From: Wolfgang Schmidle (wschmidle@mpiwg-berlin.mpg.de)
Date: Tue Aug 17 2010 - 08:58:35 CDT
Am 29.06.10 21:36, schrieb John H. Jenkins:
> The kZVariant field has bad data in it that we haven't had time to
> clean up. It should, in theory, be symmetrical, and it should, in
> theory, contain only unifiable forms, but as you note, it doesn't. In
> addition to the use of the source separation rule, it should also
> cover characters which were added to the standard in error.
>
> In any event, I'm afraid that right now it's probably best not to rely
> on it for anything.
In the examples I have looked at, the Z-variants are many-to-one
relations, with all arrows pointing towards the standard character in
the respective class, e.g. 曆 66C6, 歷 6B77, 回 56DE. However, you say
that Z-variants are supposed to be symmetrical, and everything else is
bad data. How, then, does one find the standard character? Do the
"kIICore" characters play a special role here?
In general, how can searching in Chinese text be formalised? It seems
that the Chinese characters cannot easily be divided into equivalence
classes where one character in the class should find any other character
in this class.
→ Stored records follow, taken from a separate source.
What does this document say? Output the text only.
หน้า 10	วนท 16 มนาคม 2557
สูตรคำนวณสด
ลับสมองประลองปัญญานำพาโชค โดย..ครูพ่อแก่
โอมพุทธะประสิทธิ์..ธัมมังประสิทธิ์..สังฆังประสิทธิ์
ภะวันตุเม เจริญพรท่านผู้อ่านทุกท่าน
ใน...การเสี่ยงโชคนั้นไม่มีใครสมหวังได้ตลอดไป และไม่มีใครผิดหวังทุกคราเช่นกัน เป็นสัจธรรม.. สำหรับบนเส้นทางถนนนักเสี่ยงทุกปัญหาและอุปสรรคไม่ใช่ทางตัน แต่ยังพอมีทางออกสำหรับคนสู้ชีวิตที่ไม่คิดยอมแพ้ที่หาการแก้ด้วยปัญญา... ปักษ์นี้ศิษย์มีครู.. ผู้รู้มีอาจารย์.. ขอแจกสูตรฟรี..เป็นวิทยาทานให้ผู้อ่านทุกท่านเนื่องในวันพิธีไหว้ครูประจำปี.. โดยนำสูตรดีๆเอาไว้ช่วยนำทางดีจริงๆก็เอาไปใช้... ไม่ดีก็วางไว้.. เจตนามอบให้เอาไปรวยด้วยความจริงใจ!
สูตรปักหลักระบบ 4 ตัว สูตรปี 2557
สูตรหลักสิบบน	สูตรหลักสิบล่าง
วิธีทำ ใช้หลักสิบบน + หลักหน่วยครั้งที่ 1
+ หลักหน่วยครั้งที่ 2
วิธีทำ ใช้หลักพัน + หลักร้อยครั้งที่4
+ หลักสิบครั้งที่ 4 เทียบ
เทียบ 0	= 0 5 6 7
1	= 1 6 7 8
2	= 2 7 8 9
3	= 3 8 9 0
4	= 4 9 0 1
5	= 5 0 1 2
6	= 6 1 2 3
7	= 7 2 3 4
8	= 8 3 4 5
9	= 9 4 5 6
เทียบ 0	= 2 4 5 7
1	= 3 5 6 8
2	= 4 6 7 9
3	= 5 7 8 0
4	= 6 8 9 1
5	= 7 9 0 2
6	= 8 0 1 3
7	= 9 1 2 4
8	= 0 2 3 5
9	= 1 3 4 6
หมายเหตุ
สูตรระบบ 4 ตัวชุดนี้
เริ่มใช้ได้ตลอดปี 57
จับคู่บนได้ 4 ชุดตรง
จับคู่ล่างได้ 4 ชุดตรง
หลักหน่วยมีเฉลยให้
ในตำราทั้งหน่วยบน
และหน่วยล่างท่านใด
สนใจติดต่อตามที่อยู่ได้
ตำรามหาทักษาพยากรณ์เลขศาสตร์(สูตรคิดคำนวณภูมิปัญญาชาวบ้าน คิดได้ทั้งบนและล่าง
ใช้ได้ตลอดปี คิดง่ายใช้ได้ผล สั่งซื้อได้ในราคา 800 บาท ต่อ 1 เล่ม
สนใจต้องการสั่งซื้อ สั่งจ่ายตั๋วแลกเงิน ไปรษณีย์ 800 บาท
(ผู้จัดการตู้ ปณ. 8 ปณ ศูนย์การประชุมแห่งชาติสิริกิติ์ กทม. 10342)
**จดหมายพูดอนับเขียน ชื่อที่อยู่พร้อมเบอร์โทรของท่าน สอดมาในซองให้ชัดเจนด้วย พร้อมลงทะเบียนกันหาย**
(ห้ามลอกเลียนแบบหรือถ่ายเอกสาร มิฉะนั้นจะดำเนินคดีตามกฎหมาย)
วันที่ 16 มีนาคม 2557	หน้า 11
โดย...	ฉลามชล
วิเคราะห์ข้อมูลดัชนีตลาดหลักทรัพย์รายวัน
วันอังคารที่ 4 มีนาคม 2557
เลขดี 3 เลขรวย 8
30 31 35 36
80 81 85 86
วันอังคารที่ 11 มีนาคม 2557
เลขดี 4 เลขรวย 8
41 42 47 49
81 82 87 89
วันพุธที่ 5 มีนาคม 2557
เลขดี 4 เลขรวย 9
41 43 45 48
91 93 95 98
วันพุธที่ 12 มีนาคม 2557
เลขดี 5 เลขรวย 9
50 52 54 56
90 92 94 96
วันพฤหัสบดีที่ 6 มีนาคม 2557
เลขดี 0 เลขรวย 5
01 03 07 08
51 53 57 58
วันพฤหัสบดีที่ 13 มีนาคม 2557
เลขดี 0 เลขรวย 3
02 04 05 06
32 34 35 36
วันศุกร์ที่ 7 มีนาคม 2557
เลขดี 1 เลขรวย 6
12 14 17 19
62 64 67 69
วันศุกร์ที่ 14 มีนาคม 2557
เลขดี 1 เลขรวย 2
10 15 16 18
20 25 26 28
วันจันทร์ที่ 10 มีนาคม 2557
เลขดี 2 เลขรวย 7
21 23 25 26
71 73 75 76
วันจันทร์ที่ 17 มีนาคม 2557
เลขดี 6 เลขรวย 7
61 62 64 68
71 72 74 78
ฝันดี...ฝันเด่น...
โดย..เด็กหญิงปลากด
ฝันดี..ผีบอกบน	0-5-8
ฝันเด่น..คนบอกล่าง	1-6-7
If I search for 歴 6B74, I also want to find the semantic
variant 歷 6B77 (i.e. the standard character) as well as the simplified
character 历 5386. However, if I search for 历 5386, I may want to find
the semantic variant 厲 53B2 (which is based on Fenn, but not Lau,
Matthews or Meyer-Wempe), but definitely not the simplified character 厉
5389. The difference is that there are additional Z-variant connections
in the first case.
Does it make sense to create equivalence classes from the Z-variants? As
an example, the 歷 6B77-class would comprise 歴 6B74, 歷 6B77 and 历
5386 (not counting the compatibility character 歷 F98C), and the 曆
66C6-class would comprise 66A6 and 曆 66C6 (not counting 曆 F98B). In
particular, 曆 66C6 would not find 歷 6B77. However, both characters
have the same simplified character equivalent. Should these classes be
unified for searching? Or should it make a difference if I search for a
traditional or a simplified character, i.e. searching for 历 5386 finds
the 曆 66C6-class as well as the 歷 6B77-class?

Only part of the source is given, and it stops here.